In May, CEPA, a subsidiary of Hopewell Holding Ltd. of Hong Kong, won the bid to build and operate the 1,200 megawatt plant. The $1.5 billion bid edged out nine other prequalifiers. CEPA's technical partner was Japan's Mitsubishi Heavy Industries Ltd. Mitsubishi's technology is based on a gas turbine developed by Westinghouse Electric Corp. of Pittsburgh.
The problem is that the state-owned National Power Corp. (NPC) has banned Westinghouse products in the Philippines since 1992, after the Philippine government lost a lawsuit in New Jersey over allegations that the company bribed the late President Ferdinand Marcos to build a nuclear plant in Bataan in the mid-1980s. The case is under appeal.
CEPA denied a Westinghouse link, but the government rejected the company's claim and has set a rebidding for Oct. 26 open to all 27 consortiums that originally participated. The winner will be announced in January.
Despite pressure from American and Japanese governments not to rebid, the NPC says it is firm in its decision not to use Westinghouse technology. The prequalified bidders are threatening to sue.
Analysts say they consider the negative effect of reopening the bidding short-term if the bidders don't carry out their threats to sue NPC.
"In the long run, the effect is minimum," says a power-industry executive. "There is too much business around. The bidders will charge it off to experience and get on with business, as long as the NPC is not seen to make a habit of reversing itself too often."
A corporate, political mess
Still, the rebidding has all the ingredients of a corporate and political mess. All parties are unhappy, as everyone seems to have lost out. NPC also disqualified the second-highest bidder, AES Transpower Pte Ltd./Nichimen, because it proposed using the Westinghouse 501F turbine. It bid at $2 billion.
The United States and Japan have threatened to make this a trade issue against the Philippines if a rebid occurs.
US Commerce Secretary Ron Brown, a group of six US senators, and a group of 11 House representatives wrote separate letters to President Fidel Ramos, Energy Secretary Francisco Viray, and NPC President Guido Delgado warning of consequences if rebidding proceeded.

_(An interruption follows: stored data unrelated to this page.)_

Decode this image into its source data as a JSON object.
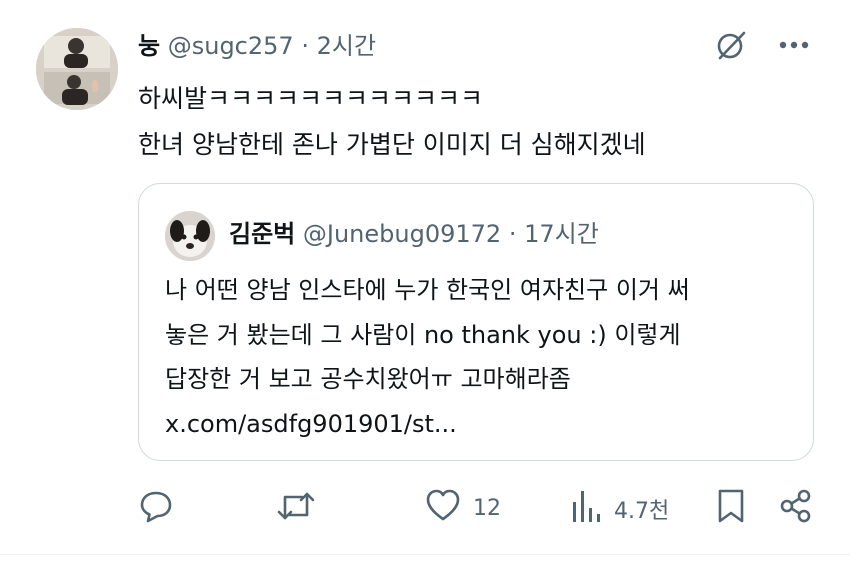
{
  "tweet": {
    "author_name": "눙",
    "author_handle": "@sugc257",
    "separator": "·",
    "time": "2시간",
    "lines": [
      "하씨발ㅋㅋㅋㅋㅋㅋㅋㅋㅋㅋㅋㅋ",
      "한녀 양남한테 존나 가볍단 이미지 더 심해지겠네"
    ]
  },
  "quote": {
    "author_name": "김준벅",
    "author_handle": "@Junebug09172",
    "separator": "·",
    "time": "17시간",
    "lines": [
      "나 어떤 양남 인스타에 누가 한국인 여자친구 이거 써",
      "놓은 거 봤는데 그 사람이 no thank you :) 이렇게",
      "답장한 거 보고 공수치왔어ㅠ 고마해라좀",
      "x.com/asdfg901901/st..."
    ]
  },
  "actions": {
    "likes": "12",
    "views": "4.7천"
  },
  "icons": {
    "top_right": [
      "grok-icon",
      "more-icon"
    ],
    "bottom": [
      "reply-icon",
      "retweet-icon",
      "like-icon",
      "views-icon",
      "bookmark-icon",
      "share-icon"
    ]
  },
  "colors": {
    "text": "#0f1419",
    "secondary": "#536471",
    "border": "#cfd9de"
  }
}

"Unless fairness is provided to all bidders, US developers would be discouraged from pursuing future investment opportunities in the Philippines," the letter from the congressmen to President Ramos stated.

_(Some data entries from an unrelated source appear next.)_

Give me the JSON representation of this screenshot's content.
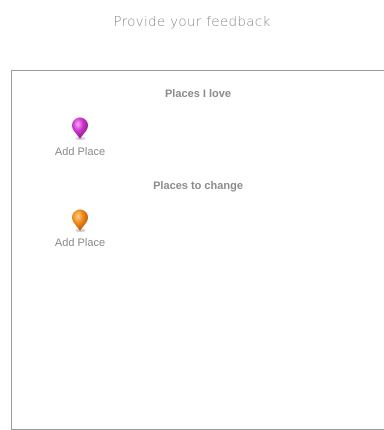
{
  "page": {
    "heading": "Provide your feedback"
  },
  "sections": {
    "love": {
      "title": "Places I love",
      "add_label": "Add Place",
      "pin_icon": "map-pin-icon",
      "pin_color": "#cc33cc"
    },
    "change": {
      "title": "Places to change",
      "add_label": "Add Place",
      "pin_icon": "map-pin-icon",
      "pin_color": "#f08a1c"
    }
  }
}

Mitsubishi Corp. contends that the 501F turbine was jointly developed with Westinghouse, but the partnership ended in 1991. Therefore, it was no longer a Westinghouse licensee nor does its turbine contain Westinghouse technology, the company maintains.

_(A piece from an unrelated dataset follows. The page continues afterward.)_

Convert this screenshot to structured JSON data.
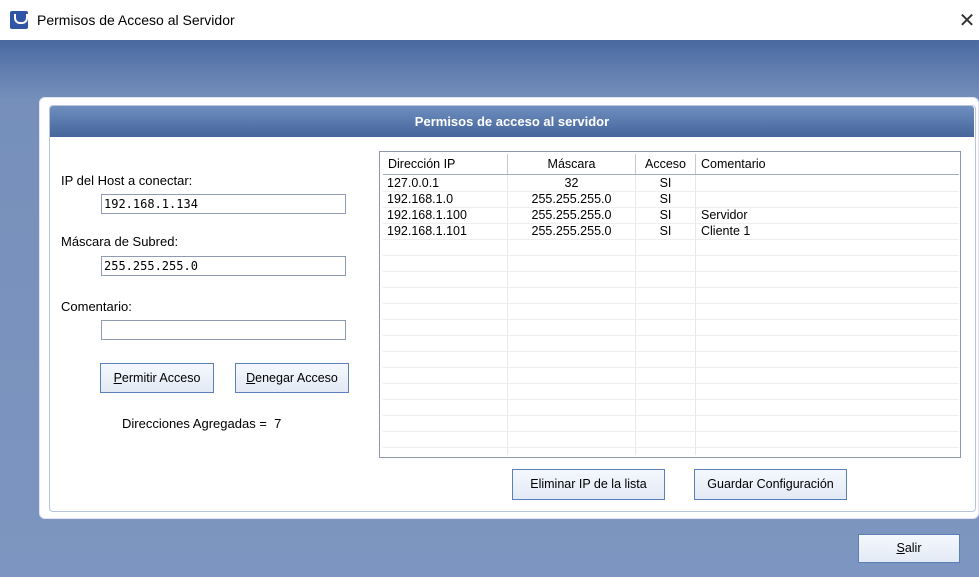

In a letter to the NPC, Mitsubishi Corp.'s managing director, Yasuo Nagai, states: "[We] hold ourselves ready to make further explanation to your full satisfaction."
Award to lowest bidder
The pressure was on NPC to award to the next lowest bidder, in this case Marubeni, in a consortium with Sithe Energies Inc. and Raytheon Constructors. The bid, featuring a General Electric turbine, was at $2.08 billion.
But NPC could not award the plum to Marubeni, Mr. Delgado explains, because it would increase the cost of electricity equivalent to $82.6 million annually, or a total of $1.65 billion for the entire 20-year contract.
While lawsuits are one element for the NPC to consider, it is the larger image of the Philippines as an investment site that ultimately suffers from this flip-flopping of rules.
Former Foreign Secretary Raul Manglapus, who now chairs the state Philippine National Oil Company, urged Ramos to award the contract to Marubeni. He warned: "A rebid would have a damaging impact on future infrastructure development in the Philippines. A rebid would send a dangerous message to the international community that our process is not a fair and transparent one."
Legal suits, if carried out, will delay the Philippine government's $5 billion gas-field development project, which involves tapping off-shore natural gas from northwest Palawan. The controversial plant is to be located in Batangas province.
Mr. Viray insists that the delay would not be significant. "A project timetable well within the target commercial operation [of] January 2001 has now been finalized," he says.